Neue Bundesregierung:Eine anachronistische Wahl - selbst für die CSU

CSU-Vorstandssitzung

Männlich dominiert - das zukünftige CSU-Spitzenpersonal.

(Foto: dpa)

Mit der Ernennung Dorothee Bärs zur Staatsministerin kaschiert die Partei, dass sie kein einziges wirkliches Berliner Spitzenamt an eine Frau vergibt. Mit einer anderen Personalie überzeugt Seehofer aber.

Kommentar von Robert Roßmann, Berlin

Das Verkaufen war schon immer eine Stärke der CSU - wenn die Partei eine Gebrauchtwagen-Handlung wäre, könnte sie vermutlich sogar alte Euro-4-Diesel zu gutem Geld machen. Damit derlei gelingt, bedarf es Chuzpe und die Bereitschaft zur Blenderei. Dass die Christsozialen beides besitzen, haben sie jetzt wieder unter Beweis gestellt. Dorothee Bär wurde am Montag wie eine neue Ministerin präsentiert, dabei bleibt sie doch parlamentarische Staatssekretärin. Sie darf sich künftig lediglich "Staatsministerin" nennen, weil sie ihre Arbeit nicht mehr im Verkehrsministerium, sondern im Kanzleramt leisten wird. Eine Bundesministerin ist sie deshalb aber noch lange nicht.

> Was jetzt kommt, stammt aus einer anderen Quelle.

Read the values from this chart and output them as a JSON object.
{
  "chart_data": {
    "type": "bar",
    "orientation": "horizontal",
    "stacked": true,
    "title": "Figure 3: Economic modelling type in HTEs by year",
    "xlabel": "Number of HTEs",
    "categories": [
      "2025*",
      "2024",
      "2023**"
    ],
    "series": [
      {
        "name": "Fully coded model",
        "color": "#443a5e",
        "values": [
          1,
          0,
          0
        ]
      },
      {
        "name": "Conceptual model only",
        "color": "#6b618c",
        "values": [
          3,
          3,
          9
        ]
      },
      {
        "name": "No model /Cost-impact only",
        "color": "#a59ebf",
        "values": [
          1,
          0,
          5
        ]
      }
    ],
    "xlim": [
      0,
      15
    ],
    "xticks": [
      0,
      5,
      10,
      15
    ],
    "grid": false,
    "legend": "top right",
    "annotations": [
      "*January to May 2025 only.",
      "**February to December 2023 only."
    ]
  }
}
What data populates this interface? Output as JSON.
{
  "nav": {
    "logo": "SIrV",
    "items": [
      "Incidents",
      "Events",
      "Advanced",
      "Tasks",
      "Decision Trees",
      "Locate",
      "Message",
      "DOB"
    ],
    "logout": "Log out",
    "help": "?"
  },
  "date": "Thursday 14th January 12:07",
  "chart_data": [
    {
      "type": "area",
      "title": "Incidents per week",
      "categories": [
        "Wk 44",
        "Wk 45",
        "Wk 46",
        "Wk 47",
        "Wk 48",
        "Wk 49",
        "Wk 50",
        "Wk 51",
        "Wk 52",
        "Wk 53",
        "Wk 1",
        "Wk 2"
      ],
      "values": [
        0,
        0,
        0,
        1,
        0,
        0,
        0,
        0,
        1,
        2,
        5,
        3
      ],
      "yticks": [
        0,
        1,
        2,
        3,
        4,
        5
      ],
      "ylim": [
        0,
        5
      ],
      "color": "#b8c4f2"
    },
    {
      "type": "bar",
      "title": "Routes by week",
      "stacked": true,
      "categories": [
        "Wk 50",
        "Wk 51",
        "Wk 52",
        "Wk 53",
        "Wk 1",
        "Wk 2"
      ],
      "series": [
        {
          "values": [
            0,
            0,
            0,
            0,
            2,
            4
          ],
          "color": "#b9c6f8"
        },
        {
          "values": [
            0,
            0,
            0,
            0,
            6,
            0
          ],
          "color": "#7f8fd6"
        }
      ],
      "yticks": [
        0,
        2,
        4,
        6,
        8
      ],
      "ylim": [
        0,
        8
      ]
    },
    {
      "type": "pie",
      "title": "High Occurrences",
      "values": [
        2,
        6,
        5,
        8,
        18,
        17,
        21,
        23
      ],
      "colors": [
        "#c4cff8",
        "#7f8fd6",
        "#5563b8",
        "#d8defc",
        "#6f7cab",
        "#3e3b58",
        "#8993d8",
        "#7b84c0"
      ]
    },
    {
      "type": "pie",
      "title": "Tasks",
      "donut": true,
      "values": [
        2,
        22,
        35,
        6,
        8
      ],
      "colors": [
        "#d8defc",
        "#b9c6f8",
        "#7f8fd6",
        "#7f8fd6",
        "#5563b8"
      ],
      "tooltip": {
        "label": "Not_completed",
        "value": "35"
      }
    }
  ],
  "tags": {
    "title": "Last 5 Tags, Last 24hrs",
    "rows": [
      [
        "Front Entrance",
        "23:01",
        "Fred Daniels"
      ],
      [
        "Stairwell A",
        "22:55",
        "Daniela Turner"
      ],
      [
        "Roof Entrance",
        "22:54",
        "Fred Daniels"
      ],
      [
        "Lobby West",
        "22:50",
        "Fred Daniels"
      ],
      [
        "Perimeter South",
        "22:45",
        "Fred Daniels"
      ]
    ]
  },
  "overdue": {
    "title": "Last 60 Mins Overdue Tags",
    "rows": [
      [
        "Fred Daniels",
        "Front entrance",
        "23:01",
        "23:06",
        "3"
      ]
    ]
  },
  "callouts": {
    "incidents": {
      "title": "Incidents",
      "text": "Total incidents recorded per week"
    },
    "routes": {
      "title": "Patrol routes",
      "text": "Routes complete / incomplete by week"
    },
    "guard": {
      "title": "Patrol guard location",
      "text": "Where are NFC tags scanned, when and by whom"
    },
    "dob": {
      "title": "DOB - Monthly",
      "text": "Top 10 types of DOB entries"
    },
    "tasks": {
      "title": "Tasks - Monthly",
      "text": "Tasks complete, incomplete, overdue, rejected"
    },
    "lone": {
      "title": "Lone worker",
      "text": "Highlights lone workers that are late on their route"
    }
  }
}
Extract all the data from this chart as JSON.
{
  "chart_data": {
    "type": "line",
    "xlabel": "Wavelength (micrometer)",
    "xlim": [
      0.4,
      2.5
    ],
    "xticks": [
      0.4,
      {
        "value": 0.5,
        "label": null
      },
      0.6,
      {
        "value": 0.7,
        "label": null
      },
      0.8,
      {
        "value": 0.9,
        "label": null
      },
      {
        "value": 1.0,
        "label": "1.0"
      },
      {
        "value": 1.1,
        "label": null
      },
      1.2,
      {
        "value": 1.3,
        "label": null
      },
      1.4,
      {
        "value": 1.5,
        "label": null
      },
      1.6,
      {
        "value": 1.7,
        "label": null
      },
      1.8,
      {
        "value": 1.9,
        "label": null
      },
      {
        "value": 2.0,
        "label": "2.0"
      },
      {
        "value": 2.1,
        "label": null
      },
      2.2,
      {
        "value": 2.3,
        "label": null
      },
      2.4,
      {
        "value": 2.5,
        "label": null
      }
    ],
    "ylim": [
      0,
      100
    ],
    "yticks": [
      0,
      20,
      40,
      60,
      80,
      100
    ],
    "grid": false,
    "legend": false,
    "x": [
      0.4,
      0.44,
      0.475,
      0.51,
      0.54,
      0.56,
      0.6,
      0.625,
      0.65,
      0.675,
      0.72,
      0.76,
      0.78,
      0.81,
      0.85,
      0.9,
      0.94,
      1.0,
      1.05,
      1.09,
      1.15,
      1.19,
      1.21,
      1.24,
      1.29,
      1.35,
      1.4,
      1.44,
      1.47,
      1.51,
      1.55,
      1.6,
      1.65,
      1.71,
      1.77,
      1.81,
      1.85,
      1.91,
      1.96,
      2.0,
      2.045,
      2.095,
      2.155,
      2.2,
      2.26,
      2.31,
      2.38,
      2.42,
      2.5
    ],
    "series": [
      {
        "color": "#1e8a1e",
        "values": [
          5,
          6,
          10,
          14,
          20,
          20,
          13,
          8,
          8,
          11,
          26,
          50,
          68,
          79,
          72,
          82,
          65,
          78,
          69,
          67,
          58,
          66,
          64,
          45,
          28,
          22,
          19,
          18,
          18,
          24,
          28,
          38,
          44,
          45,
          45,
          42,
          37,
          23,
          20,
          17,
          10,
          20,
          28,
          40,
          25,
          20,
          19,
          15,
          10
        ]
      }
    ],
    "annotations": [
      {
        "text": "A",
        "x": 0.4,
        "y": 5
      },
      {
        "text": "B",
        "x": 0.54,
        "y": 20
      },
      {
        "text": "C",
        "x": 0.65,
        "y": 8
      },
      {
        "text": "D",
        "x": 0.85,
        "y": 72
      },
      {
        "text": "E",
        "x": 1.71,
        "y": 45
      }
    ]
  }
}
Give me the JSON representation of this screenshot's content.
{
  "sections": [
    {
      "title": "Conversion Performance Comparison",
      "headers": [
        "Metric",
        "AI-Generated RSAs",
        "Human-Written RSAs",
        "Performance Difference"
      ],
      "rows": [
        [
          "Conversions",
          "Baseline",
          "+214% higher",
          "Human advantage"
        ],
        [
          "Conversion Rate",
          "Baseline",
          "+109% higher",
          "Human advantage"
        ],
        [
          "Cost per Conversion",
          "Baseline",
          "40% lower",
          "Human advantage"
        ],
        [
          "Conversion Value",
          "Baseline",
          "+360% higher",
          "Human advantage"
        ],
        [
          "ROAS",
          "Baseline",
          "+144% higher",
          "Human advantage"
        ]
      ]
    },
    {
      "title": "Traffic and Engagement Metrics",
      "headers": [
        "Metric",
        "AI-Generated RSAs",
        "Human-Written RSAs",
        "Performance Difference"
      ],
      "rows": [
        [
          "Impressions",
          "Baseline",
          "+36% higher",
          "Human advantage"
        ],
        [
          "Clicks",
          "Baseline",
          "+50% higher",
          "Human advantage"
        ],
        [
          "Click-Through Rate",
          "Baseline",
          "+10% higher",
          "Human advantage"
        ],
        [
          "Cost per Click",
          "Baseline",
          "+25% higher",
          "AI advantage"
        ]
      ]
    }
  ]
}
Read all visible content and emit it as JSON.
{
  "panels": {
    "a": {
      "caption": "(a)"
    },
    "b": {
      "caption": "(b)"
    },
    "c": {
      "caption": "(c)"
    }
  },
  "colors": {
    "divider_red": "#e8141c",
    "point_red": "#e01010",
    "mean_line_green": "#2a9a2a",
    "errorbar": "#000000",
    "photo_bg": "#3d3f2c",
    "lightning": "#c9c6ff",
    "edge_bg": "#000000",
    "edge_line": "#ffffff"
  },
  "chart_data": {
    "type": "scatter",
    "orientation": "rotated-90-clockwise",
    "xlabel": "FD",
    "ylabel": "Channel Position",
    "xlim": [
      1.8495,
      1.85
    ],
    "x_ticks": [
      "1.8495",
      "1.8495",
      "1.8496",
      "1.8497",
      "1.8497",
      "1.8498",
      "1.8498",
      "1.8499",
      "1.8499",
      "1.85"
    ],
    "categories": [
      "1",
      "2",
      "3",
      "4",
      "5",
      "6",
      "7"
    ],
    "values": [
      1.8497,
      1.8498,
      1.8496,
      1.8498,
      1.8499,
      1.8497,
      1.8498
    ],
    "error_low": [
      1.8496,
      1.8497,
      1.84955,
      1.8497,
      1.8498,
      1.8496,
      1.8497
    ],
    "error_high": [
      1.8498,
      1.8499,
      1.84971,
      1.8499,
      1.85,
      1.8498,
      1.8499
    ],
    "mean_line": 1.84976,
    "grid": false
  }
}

Die CSU dürfte mit ihrer Blenderei trotzdem Erfolg haben. Den meisten Bürgern ist der Unterschied zwischen Staatsministern und ordentlichen Ministern nicht geläufig. Außerdem heißen in Bayern - anders als im Bund - die ordentlichen Minister Staatsminister. Und so wird Dorothee Bär, wo immer sie in Zukunft im Freistaat mit ihrem Titel "Staatsministerin bei der Bundeskanzlerin" auftritt, von den meisten Bürgern wie eine echte Ministerin wahrgenommen werden.

Das wird dann einen erheblichen Mangel an dem Personal-Tableau der CSU kaschieren. Denn die Partei darf in der neuen Bundesregierung drei Minister stellen - hat für alle drei Ämter aber nur Männer ausgewählt. CDU und SPD besetzen ihre Ressorts paritätisch, bei der CSU gilt dagegen die Null-Prozent-Quote. Da an der Spitze der CSU im Bundestag Alexander Dobrindt steht, werden die Christsozialen in Berlin mit keiner einzigen Frau mehr in der ersten Reihe vertreten sein. Das ist sogar für eine konservative Partei ein nicht mehr hinnehmbarer Anachronismus.

Bei einer Personalie ist die CSU mit der Zeit gegangen

Abgesehen davon hat Horst Seehofer jetzt aber ein Tableau präsentiert, das in seiner Partei für Wohlgefallen sorgen wird. Die 39-jährige Bär und der neue Verkehrsminister Andreas Scheuer (43) stehen für die nötige Verjüngung. Entwicklungsminister Gerd Müller ist - im Gegensatz zu Scheuer oder Dobrindt - in der Flüchtlingspolitik als Mann der leisen und vermittelnden Töne aufgefallen. Für Christsoziale, die sich in Helferkreisen oder in den Kirchen engagieren, ist er ein wohltuender Ausgleich. Außerdem decken Müller, Scheuer und Bär - zusammen mit Dobrindt - beinahe idealtypisch die bayerischen Regionen ab. Bär ist Fränkin, Müller Schwabe, Scheuer Nieder- und Dobrindt Oberbayer.

Am überzeugendsten ist aber die Wahl von Markus Blume zum neuen Generalsekretär. Der 43-Jährige ist kein Wadlbeißer, sondern ein nachdenklicher Stratege. Als Chef der CSU-Grundsatzkommission war er für die Modernisierung des Parteiprogramms verantwortlich. Zumindest bei dieser Personalie ist Seehofer mit der Zeit gegangen.